A 35-year-old male presented with palpitations, diaphoresis, and a small goiter. His TSH was 0.249 mIU/L (reference: 0.45-4.5 mIU/L) and free T4 was 3.0 ng/dL (reference: 0.88-1.77 ng/dL). Thyroid peroxidase antibodies, TRAb, and TSI were repeatedly negative. Ultrasound showed a diffusely enlarged thyroid, and radioactive iodine uptake was 35% (reference: 10% to 35%) with thyroid scintigraphy revealing diffusely increased uptake, indicating a hyperfunctioning thyroid without nodules. Treatment with Methimazole 5 mg daily resolved symptoms within 6 months.
Thyroid biopsy can help distinguish DTA from seronegative Graves disease. DTA is marked by nodular hyperplasia without lymphocytic infiltration, indicating a non-autoimmune nature, while seronegative Graves' disease exhibits diffuse follicular hyperplasia with lymphocytic infiltration, just as typical Graves' disease despite undetectable autoatibodies. The possibility of false-negative TRAb results complicates diagnosis, with up to 22% of patients initially diagnosed with DTA later testing TRAb-positive upon retesting. Some cases of DTA may involve TSH receptor gene mutations.

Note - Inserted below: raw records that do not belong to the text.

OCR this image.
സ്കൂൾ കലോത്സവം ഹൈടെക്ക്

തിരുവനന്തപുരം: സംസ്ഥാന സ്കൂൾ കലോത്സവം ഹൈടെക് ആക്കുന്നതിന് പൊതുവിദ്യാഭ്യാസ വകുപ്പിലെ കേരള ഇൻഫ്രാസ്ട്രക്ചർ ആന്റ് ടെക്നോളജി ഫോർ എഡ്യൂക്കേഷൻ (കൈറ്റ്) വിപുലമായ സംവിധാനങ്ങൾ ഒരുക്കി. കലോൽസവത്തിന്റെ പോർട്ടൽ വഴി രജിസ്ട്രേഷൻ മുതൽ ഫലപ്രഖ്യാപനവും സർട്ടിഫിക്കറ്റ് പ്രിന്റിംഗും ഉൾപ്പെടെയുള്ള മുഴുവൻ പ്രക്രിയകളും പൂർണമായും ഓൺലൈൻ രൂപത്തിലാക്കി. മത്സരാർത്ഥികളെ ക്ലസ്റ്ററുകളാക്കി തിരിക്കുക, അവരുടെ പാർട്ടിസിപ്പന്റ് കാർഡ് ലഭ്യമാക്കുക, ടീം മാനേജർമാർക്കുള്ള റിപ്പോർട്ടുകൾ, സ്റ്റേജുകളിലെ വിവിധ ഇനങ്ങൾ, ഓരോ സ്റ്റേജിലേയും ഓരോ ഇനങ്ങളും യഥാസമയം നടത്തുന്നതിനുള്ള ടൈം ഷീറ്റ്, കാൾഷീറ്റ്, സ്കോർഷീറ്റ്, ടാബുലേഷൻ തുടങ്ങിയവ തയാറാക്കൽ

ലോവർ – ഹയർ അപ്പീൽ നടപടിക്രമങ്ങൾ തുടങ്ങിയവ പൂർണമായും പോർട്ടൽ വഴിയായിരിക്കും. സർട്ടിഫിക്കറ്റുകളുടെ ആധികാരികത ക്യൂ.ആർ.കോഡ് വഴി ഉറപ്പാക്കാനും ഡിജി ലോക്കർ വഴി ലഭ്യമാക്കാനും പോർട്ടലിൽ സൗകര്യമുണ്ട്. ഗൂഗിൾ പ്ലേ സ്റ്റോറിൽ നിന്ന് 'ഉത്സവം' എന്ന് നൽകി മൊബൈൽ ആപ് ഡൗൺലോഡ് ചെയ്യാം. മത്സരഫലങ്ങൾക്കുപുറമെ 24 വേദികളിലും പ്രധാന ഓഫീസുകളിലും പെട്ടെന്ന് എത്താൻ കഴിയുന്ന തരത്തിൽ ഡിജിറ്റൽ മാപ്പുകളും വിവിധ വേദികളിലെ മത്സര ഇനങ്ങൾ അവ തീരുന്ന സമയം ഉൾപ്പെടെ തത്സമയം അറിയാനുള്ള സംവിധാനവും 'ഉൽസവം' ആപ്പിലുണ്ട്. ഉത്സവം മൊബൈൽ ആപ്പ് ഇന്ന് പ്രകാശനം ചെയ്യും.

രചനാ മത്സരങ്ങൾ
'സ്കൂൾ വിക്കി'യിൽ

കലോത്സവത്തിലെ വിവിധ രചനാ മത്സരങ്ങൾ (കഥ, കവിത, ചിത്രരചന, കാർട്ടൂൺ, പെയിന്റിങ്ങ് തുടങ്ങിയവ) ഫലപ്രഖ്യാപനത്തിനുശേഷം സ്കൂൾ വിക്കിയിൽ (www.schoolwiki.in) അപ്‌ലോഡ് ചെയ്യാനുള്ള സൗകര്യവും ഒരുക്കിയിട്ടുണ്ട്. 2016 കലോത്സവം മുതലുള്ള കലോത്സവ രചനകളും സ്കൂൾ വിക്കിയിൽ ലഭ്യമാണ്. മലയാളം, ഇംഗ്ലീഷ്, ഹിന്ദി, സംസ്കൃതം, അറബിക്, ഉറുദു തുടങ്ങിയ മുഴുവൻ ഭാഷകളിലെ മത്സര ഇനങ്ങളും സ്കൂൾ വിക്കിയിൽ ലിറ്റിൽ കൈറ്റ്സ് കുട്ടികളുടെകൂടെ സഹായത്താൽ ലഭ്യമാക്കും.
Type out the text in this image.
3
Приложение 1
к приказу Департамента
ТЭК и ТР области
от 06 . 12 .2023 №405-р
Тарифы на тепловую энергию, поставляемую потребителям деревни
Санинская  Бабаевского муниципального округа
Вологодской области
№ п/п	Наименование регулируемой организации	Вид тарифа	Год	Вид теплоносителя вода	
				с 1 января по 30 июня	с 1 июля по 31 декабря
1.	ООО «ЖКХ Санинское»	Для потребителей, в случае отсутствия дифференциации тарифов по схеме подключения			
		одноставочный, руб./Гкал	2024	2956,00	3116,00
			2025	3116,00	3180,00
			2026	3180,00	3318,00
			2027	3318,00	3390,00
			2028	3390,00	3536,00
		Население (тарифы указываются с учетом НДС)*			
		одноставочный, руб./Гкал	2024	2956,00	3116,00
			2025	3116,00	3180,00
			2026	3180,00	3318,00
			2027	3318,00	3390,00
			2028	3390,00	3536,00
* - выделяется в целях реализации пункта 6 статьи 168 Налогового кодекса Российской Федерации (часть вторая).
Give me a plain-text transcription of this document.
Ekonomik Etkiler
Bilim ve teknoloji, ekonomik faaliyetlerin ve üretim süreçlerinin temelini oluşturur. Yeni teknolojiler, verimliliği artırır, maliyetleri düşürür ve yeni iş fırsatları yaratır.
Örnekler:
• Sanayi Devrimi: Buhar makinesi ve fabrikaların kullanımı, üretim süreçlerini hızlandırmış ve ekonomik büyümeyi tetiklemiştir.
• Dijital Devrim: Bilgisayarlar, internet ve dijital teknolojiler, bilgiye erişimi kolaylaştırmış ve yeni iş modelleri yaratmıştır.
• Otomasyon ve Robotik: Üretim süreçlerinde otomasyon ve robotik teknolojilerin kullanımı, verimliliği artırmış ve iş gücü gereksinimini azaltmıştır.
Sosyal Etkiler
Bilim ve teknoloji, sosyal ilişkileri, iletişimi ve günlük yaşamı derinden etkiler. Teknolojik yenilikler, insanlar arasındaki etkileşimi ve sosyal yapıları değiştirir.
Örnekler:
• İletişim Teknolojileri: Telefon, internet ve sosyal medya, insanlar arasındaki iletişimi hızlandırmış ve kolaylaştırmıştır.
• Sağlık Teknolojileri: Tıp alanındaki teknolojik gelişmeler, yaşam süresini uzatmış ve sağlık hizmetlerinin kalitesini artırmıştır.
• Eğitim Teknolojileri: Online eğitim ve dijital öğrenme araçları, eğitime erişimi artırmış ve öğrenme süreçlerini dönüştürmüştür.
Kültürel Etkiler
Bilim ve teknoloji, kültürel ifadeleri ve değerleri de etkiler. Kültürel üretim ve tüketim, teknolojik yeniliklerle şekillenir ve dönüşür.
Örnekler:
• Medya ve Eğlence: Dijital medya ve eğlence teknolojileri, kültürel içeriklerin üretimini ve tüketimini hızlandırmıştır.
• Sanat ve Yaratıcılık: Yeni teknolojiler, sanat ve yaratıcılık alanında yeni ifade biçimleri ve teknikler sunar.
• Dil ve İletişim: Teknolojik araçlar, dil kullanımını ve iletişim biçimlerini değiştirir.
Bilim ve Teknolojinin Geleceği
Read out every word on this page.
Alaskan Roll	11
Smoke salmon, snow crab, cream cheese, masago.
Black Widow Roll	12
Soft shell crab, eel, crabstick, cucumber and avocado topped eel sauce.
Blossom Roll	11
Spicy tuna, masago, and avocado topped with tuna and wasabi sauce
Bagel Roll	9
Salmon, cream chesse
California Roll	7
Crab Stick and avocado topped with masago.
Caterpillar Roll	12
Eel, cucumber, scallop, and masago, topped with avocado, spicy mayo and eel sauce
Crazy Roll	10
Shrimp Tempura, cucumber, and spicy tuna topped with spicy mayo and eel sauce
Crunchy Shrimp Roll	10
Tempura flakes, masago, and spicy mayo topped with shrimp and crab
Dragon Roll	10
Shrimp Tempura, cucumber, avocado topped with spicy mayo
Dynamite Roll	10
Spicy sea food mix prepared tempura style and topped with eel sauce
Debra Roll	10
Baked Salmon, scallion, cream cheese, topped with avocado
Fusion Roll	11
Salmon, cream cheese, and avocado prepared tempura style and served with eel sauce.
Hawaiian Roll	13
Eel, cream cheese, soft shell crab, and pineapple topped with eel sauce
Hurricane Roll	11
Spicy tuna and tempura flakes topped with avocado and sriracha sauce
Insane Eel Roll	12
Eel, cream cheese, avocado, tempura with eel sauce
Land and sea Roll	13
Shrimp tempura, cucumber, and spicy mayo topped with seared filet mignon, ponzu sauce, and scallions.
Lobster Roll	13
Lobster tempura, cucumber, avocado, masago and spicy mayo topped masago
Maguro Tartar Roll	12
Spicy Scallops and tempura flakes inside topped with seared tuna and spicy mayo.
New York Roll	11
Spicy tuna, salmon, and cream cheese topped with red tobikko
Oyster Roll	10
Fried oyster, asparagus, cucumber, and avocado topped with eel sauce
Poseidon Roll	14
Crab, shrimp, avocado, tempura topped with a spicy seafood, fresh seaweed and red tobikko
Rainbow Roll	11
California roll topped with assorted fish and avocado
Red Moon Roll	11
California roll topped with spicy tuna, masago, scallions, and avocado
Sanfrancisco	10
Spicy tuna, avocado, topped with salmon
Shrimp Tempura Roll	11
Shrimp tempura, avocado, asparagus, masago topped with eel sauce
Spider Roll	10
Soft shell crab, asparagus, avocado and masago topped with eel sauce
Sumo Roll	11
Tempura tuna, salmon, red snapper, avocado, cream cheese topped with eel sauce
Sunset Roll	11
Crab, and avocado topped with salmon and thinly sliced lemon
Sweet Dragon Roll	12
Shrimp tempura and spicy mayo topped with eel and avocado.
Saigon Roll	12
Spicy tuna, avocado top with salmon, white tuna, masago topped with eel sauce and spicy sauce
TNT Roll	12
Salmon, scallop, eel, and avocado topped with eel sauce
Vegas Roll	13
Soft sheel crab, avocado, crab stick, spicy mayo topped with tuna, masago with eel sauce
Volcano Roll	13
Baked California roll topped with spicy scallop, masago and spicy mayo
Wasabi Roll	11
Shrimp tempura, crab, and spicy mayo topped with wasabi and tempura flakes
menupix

This case highlights the complexity of distinguishing DTA, seronegative Graves' disease and typical Graves' disease with initial false negative testing. A systematic approach with repeat testing and, when feasible, biopsy, is critical to distinguish these entities. Further studies with histologic analysis are needed to clarify outcomes and develop tailored managements, as these conditions have different remission rates and are driven by different mechanisms.
背景/目的:弥漫性甲状腺自主性(DTA)和血清学阴性的格雷夫斯病是甲状腺功能亢进症的罕见病因,临床表现相似。本病例报告强调了这些疾病之间的诊断挑战。
一名35岁男性出现心悸、多汗和小甲状腺肿。他的促甲状腺激素(TSH)为0.249 mIU/L(参考值:0.45 - 4.5 mIU/L),游离甲状腺素(FT4)为3.0 ng/dL(参考值:0.88 - 1.77 ng/dL)。甲状腺过氧化物酶抗体、促甲状腺激素受体抗体(TRAb)和甲状腺刺激免疫球蛋白(TSI)多次检测均为阴性。超声显示甲状腺弥漫性肿大,放射性碘摄取率为35%(参考值:10%至35%),甲状腺闪烁显像显示摄取弥漫性增加,表明甲状腺功能亢进且无结节。每日服用5毫克甲巯咪唑治疗6个月内症状缓解。
甲状腺活检有助于区分DTA和血清学阴性的格雷夫斯病。DTA的特征是结节性增生且无淋巴细胞浸润,表明其非自身免疫性质,而血清学阴性的格雷夫斯病表现为弥漫性滤泡增生伴淋巴细胞浸润,尽管自身抗体检测不到,但与典型格雷夫斯病相同。TRAb结果假阴性的可能性使诊断复杂化,高达22%最初被诊断为DTA的患者在复查时TRAb呈阳性。一些DTA病例可能涉及促甲状腺激素受体基因突变。
本病例突出了在初始检测为假阴性时区分DTA、血清学阴性的格雷夫斯病和典型格雷夫斯病的复杂性。采用重复检测并在可行时进行活检的系统方法对于区分这些疾病至关重要。需要进一步进行组织学分析研究以明确结果并制定针对性的管理方案,因为这些疾病的缓解率不同且由不同机制驱动。